The second thing I learned is that finding an agent willing to represent you is nearly impossible if you’ve never published a book before.
It’s a catch-22.
I got discouraged for a bit, but, then started researching how to find an agent.
The first step is writing a query letter. Most agents get hundreds and hundreds of submissions every month, so they simply don’t have time to read everyone’s manuscript or book proposal. Instead, they read a few snippets from the email to decide if they’re interested in knowing more. So, if you write an enticing query letter, that’s your best chance at getting an agent to take notice.
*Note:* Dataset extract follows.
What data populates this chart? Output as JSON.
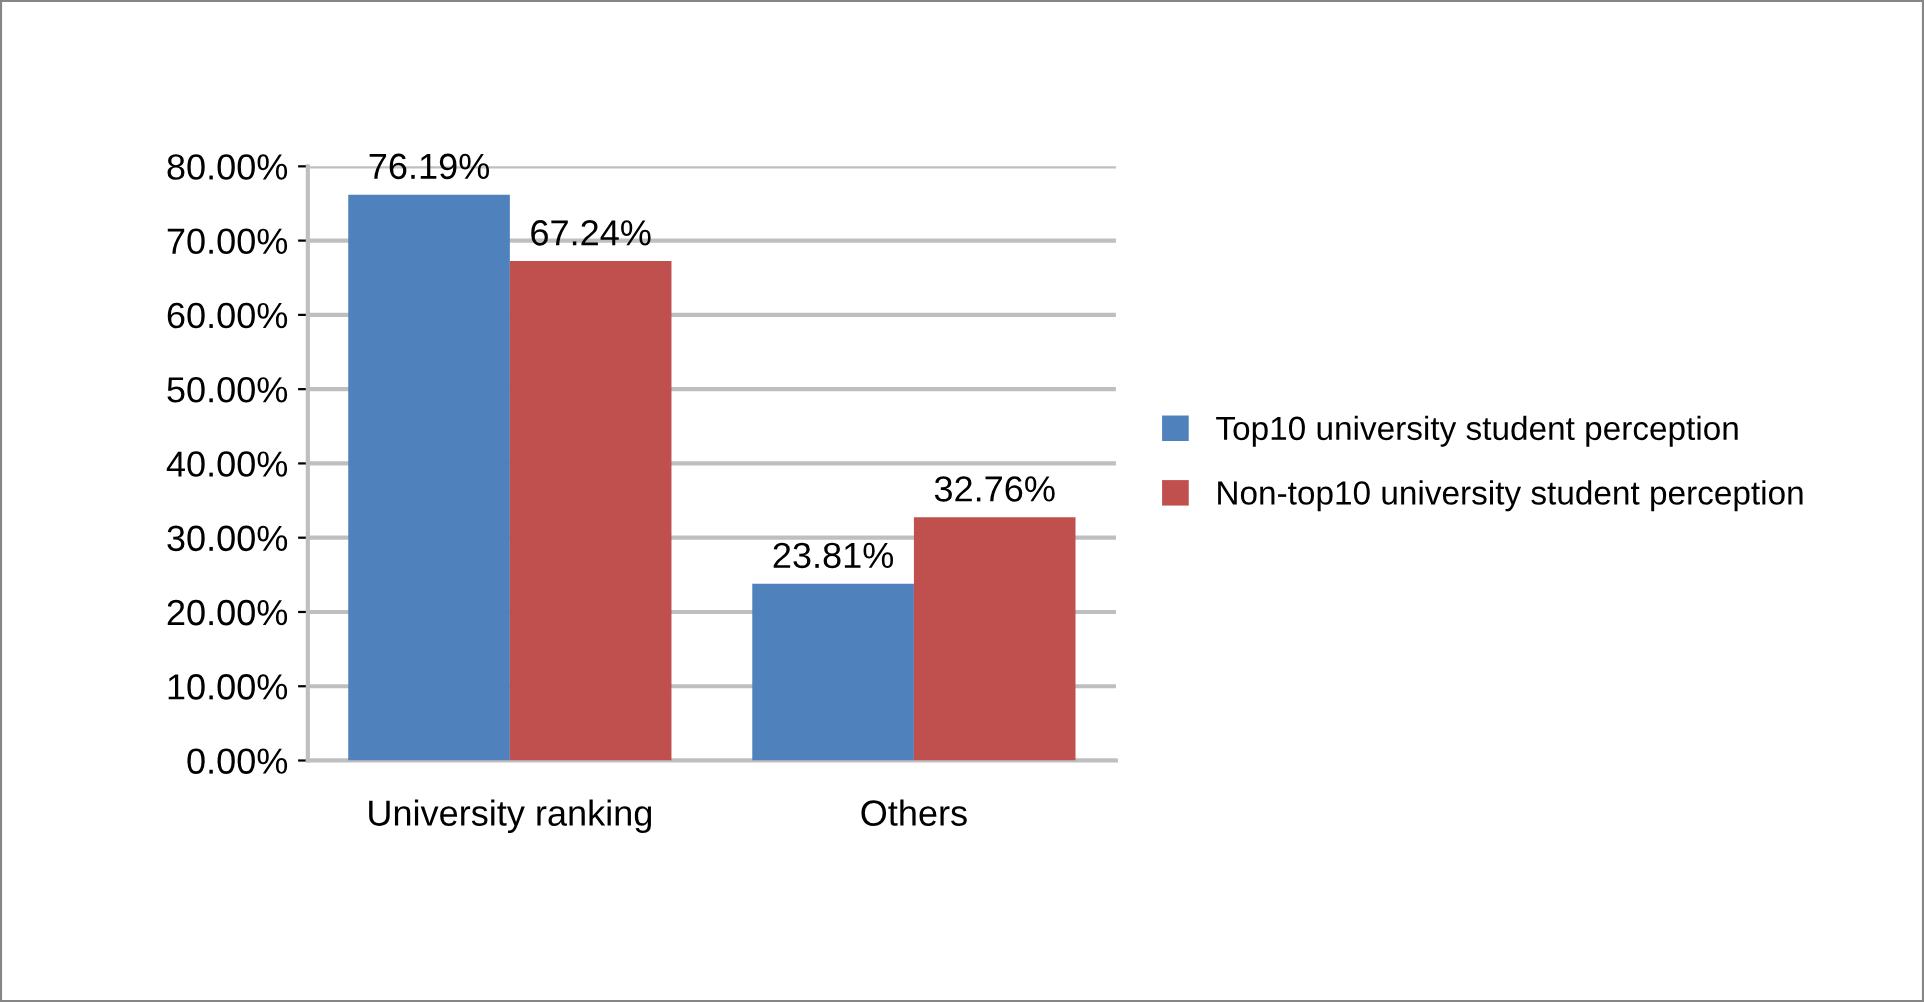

Want more details on what a good query letter looks like? My agent Rachelle wrote a post on how to write a good query letter here.
But, of course, I didn’t do that. I was naïve and clueless and I wrote a pretty horrible query letter. In fact, I just pulled out the query letter that I wrote to Rachelle and I’m surprised it didn’t go straight into the trash file. This is it, copied verbatum from the email I sent Rachelle in February 2009.
Dear Ms. Gardner,
I’m looking for a literary agent to market my book “The Christian Mama’s Guide to Having a Baby”, a non-fiction book focused on helping Christian moms-to-be to survive their pregnancies. I have attached a table of contents, the preface and a sample chapter for your perusal. Please let me know if you would like any additional information or have any questions. Thank you.
But, obviously, it didn’t go straight to the trash. Rachelle was nice enough to coach me through the process and help me write a formal book proposal.